Graceful Shutdown
December 18, 2024
Courtesy of: Oleksandr P
Graceful Shutdowns for Reliability
Every running web application eventually needs to stop— either due to a critical, unrecoverable error or to rollout new features. As a result, the service must undergo a controlled restart operation. Abrupt termination of a running service diminishes its reliability and can disrupt system integrity.
"Graceful Shutdown" is a widely used concept in software engineering, referring to a set of steps that cleanly stop a service without causing distruptions. Fortunately, Golang provides built-in support to implement graceful shutdowns for HTTP services.
Let's explore how to implement a graceful shutdown with an example:
// main.go
var cfg ServerConfig
shutdown := make(chan os.Signal, 1)
signal.Notify(shutdown, syscall.SIGINT, syscall.SIGTERM)
var mux *http.ServeMux
server:= http.Server{
Addr: cfg.Addr,
Handler: mux,
}We create a buffered channel of size 1 to handle shutdown events.

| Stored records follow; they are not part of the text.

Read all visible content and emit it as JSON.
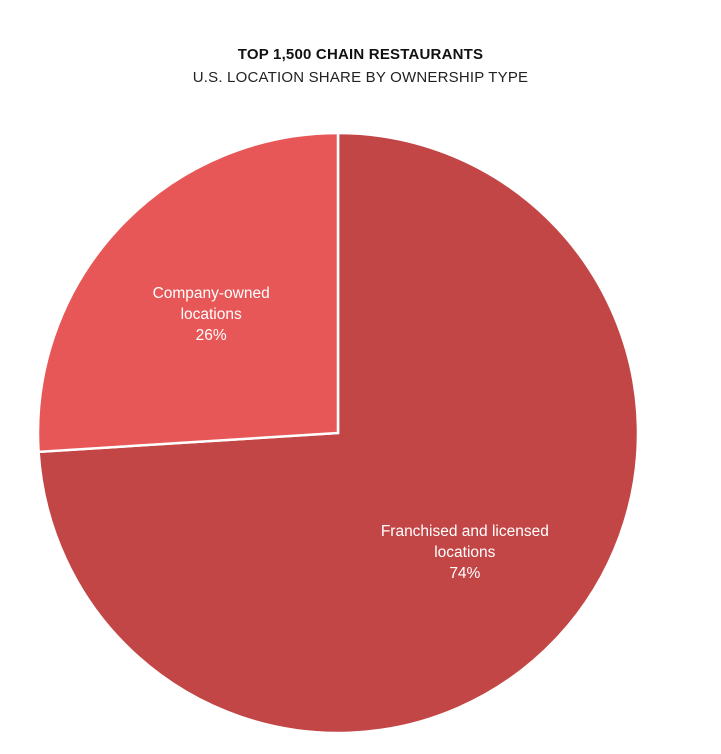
{
  "chart_data": {
    "type": "pie",
    "title": "TOP 1,500 CHAIN RESTAURANTS",
    "subtitle": "U.S. LOCATION SHARE BY OWNERSHIP TYPE",
    "slices": [
      {
        "label_lines": [
          "Franchised and licensed",
          "locations"
        ],
        "value": 74,
        "value_label": "74%",
        "color": "#c34646"
      },
      {
        "label_lines": [
          "Company-owned",
          "locations"
        ],
        "value": 26,
        "value_label": "26%",
        "color": "#e85757"
      }
    ],
    "start_angle_deg": 0,
    "direction": "clockwise",
    "separator_color": "#ffffff"
  }
}
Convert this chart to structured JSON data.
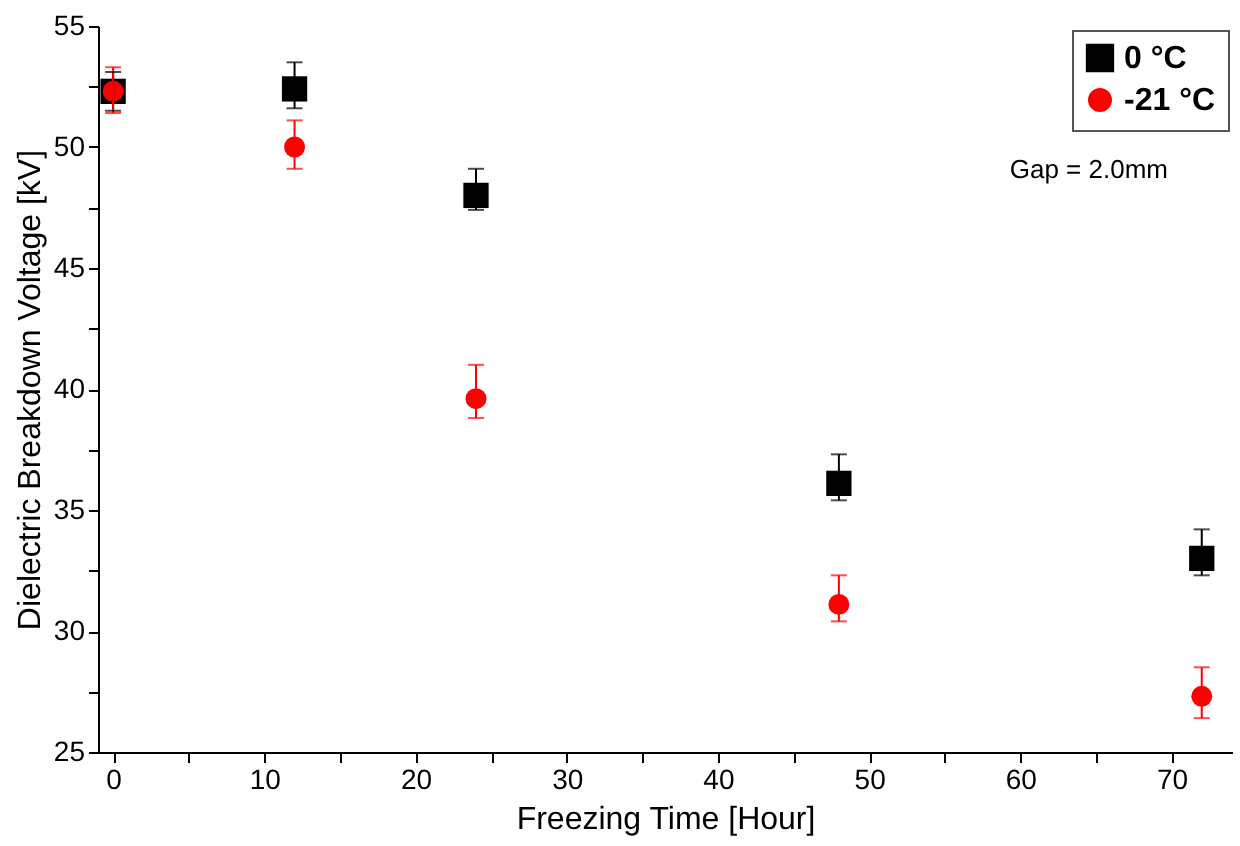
{
  "chart_data": {
    "type": "scatter",
    "xlabel": "Freezing Time [Hour]",
    "ylabel": "Dielectric Breakdown Voltage [kV]",
    "xlim": [
      -1,
      74
    ],
    "ylim": [
      25,
      55
    ],
    "xticks": [
      0,
      {
        "value": 5,
        "label": null
      },
      10,
      {
        "value": 15,
        "label": null
      },
      20,
      {
        "value": 25,
        "label": null
      },
      30,
      {
        "value": 35,
        "label": null
      },
      40,
      {
        "value": 45,
        "label": null
      },
      50,
      {
        "value": 55,
        "label": null
      },
      60,
      {
        "value": 65,
        "label": null
      },
      70
    ],
    "yticks": [
      25,
      {
        "value": 27.5,
        "label": null
      },
      30,
      {
        "value": 32.5,
        "label": null
      },
      35,
      {
        "value": 37.5,
        "label": null
      },
      40,
      {
        "value": 42.5,
        "label": null
      },
      45,
      {
        "value": 47.5,
        "label": null
      },
      50,
      {
        "value": 52.5,
        "label": null
      },
      55
    ],
    "x": [
      0,
      12,
      24,
      48,
      72
    ],
    "series": [
      {
        "name": "0 °C",
        "color": "#000000",
        "marker": "square",
        "values": [
          52.3,
          52.4,
          48.0,
          36.1,
          33.0
        ],
        "errors": [
          [
            51.5,
            53.1
          ],
          [
            51.6,
            53.5
          ],
          [
            47.4,
            49.1
          ],
          [
            35.4,
            37.3
          ],
          [
            32.3,
            34.2
          ]
        ]
      },
      {
        "name": "-21 °C",
        "color": "#ff0000",
        "marker": "circle",
        "values": [
          52.3,
          50.0,
          39.6,
          31.1,
          27.3
        ],
        "errors": [
          [
            51.4,
            53.3
          ],
          [
            49.1,
            51.1
          ],
          [
            38.8,
            41.0
          ],
          [
            30.4,
            32.3
          ],
          [
            26.4,
            28.5
          ]
        ]
      }
    ],
    "annotations": [
      "Gap = 2.0mm"
    ],
    "legend": "top right",
    "grid": false
  }
}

This event might be triggered, for example, when Kubernetes instructs the service to stop to deploy a new version of the program.
// main.go
serverErros := make(chan error, 1)
go func() {
serverErrors <- server.ListenAndServe()
}()Another buffered channel of size 1 is created to capture any errors that occur during server startup. To aovid stalling the main goroutine, the blocking ListenAndServe method is called inside a separate goroutine.
// main.go
select {
case err := <- serverErrors:
fmt.Println(err)
case <- shutdown:
ctx, cancel := context.WithTimeout(context.Background(), cfg.ShutdownTimeout)
defer cancel()
if err := server.Shutdown(ctx); err != nil {
server.Close()
}
}At this point, the main goroutine is blocked at the select statement, waiting for either a shutdown signal or any errors that occur during startup. Meanwhile, incoming requests are served concurrently in a separate goroutine.
When a shutdown signal is received, the Shutdown method is called with a graceful termination timeout. This timeout allows in-progress operations to complete before the server shuts down.
The Shutdown method first closes all open listeners, ensuring the server no more accepts any new incoming connections. It then waits for the duration specified by cfg.ShutdownTimeout. If this timeout expires before the shutdown completes, the Close method is called to forcefully terminate the server.
This process represents the set of steps required to implement what's known as a "Graceful Shutdown" in a Golang application.